High-resolution volumetric intravital imaging reveals asymmetric serotonin-dependent post-shock activity in the Drosophila brain

Volumetric intravital imaging of adult Drosophila brains remains challenging due to optical scattering and speed limitations of conventional microscopy. Here, we present V-shape Bessel-beam light-sheet microscopy (vSPIM), an upright, high-speed platform achieving subcellular resolution across large, opaque volumes in vivo.

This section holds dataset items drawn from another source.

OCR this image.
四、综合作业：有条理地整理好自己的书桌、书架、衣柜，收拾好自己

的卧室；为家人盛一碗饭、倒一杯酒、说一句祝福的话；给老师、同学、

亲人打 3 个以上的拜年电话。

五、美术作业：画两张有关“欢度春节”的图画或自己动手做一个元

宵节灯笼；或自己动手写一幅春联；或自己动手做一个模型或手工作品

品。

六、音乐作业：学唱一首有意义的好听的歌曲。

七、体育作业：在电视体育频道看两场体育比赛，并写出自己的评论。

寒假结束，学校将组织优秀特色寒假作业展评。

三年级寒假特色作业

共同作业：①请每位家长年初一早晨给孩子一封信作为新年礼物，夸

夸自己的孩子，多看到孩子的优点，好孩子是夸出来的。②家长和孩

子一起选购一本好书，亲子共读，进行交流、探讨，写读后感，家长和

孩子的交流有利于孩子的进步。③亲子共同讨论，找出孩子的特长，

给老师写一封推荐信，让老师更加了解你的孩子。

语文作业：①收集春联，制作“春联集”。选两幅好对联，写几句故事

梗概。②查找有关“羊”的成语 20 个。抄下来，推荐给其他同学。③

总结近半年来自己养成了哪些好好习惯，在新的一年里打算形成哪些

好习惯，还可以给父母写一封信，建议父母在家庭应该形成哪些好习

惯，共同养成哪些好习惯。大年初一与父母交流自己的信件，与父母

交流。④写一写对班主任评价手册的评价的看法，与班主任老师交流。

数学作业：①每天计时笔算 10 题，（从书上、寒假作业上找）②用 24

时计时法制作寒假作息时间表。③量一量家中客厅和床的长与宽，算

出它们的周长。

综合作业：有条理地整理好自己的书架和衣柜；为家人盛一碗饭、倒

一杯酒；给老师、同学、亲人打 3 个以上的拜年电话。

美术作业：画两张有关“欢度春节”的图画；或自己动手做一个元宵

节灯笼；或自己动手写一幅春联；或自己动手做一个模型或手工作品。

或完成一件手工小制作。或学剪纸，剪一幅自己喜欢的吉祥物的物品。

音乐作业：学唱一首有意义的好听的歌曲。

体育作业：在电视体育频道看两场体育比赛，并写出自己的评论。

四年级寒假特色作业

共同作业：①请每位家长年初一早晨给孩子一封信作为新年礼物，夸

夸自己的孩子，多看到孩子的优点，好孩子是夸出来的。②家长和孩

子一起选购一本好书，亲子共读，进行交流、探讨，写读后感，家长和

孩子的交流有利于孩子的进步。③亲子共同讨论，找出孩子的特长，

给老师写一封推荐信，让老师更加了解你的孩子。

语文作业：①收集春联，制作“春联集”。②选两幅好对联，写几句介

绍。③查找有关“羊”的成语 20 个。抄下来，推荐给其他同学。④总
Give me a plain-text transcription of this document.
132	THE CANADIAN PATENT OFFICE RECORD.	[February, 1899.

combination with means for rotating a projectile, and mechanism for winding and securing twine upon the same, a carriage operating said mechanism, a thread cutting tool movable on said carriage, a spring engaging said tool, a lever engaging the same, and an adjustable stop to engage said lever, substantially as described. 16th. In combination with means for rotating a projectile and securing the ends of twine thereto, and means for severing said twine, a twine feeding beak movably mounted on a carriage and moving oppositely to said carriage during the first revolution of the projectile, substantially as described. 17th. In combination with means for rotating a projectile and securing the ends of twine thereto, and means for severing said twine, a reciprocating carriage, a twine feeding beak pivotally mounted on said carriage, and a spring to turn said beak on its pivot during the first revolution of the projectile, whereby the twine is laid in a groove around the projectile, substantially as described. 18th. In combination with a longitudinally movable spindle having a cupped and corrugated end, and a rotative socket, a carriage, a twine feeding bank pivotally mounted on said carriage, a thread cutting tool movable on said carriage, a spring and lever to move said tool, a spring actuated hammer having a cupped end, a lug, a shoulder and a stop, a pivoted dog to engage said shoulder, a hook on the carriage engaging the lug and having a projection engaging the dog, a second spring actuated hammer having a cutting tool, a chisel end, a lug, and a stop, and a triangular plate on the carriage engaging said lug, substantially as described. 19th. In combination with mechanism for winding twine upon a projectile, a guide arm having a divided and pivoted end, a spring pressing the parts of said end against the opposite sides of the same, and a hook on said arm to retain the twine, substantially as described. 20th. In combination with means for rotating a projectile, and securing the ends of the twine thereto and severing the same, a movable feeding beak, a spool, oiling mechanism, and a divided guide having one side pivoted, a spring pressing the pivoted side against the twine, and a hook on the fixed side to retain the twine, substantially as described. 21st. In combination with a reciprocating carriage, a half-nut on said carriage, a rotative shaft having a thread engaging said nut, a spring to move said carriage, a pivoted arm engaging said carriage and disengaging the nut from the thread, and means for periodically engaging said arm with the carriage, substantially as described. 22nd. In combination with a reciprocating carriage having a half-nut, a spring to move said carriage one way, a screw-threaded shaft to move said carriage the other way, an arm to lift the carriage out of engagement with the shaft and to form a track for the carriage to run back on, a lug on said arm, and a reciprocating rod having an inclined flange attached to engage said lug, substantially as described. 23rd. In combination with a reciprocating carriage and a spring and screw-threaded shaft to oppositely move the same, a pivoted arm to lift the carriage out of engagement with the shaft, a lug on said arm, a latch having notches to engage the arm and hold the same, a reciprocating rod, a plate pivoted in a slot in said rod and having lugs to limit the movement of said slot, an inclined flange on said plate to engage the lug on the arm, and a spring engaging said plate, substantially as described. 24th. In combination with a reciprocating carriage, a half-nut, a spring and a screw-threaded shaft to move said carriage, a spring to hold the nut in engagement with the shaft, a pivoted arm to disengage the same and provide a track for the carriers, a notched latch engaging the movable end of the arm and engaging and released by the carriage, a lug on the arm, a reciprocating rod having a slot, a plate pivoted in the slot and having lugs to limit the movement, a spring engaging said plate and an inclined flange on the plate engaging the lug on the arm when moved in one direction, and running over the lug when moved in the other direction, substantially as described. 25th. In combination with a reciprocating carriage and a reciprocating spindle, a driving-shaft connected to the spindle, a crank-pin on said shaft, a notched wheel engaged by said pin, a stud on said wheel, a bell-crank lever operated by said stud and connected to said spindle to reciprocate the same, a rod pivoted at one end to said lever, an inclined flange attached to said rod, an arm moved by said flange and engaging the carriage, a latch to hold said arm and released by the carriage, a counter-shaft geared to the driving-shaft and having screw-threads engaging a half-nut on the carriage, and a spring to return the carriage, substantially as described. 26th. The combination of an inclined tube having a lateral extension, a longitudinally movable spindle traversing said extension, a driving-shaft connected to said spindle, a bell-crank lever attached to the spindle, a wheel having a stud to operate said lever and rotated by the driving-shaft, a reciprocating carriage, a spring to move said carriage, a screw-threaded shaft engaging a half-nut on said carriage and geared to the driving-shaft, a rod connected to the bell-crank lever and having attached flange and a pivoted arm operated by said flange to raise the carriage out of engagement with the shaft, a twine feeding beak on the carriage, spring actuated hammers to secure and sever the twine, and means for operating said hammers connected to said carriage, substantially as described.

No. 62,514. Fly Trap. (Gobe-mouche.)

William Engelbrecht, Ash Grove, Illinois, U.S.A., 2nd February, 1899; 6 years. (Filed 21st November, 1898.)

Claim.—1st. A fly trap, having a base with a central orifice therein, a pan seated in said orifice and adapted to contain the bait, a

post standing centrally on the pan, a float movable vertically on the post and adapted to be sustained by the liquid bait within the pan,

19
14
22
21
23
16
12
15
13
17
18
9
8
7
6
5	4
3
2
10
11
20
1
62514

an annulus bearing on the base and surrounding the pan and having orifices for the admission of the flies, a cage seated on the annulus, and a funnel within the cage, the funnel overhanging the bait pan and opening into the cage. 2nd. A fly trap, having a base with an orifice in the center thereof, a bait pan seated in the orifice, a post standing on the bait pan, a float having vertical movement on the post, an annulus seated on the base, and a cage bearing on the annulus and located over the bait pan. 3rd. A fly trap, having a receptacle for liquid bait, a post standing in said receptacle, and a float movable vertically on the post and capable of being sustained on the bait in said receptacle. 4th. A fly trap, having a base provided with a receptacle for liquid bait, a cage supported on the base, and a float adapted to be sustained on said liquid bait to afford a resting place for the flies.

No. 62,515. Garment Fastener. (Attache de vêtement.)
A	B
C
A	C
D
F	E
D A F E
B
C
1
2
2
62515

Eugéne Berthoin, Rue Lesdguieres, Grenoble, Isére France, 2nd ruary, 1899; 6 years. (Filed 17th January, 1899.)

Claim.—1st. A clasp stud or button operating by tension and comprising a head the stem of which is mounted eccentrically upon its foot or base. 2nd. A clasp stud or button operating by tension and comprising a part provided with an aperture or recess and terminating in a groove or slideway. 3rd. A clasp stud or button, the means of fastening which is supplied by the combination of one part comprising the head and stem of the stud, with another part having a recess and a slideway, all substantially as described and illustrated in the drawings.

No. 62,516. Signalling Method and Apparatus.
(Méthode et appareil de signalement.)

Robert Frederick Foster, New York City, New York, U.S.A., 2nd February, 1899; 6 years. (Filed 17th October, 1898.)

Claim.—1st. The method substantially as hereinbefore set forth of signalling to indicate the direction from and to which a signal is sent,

Through real-time calcium imaging in adult Drosophila , vSPIM uncovered two unprecedented phenomena: first, a complex ensemble of approximately 150 olfactory projection neuron boutons (more than 400 per hemisphere) resolved 18 distinct odor valence coding patterns within the dense mushroom body calyx, aligning with connectomic architecture. Second, vSPIM revealed a previously uncharacterized asymmetric, serotonin-dependent post-shock firing (PsF) response. This PsF activity emerged within the mushroom body and dopaminergic neurons only after repetitive aversive stimulation, distinct from canonical dopamine-driven reinforcement signals. Finally, we demonstrated the versatility of vSPIM by tracking corneal endothelial dynamics during mouse wound healing. Overall, vSPIM establishes a scalable framework for intravital imaging, bridging the gap between optical innovation and circuit physiology in adult tissues.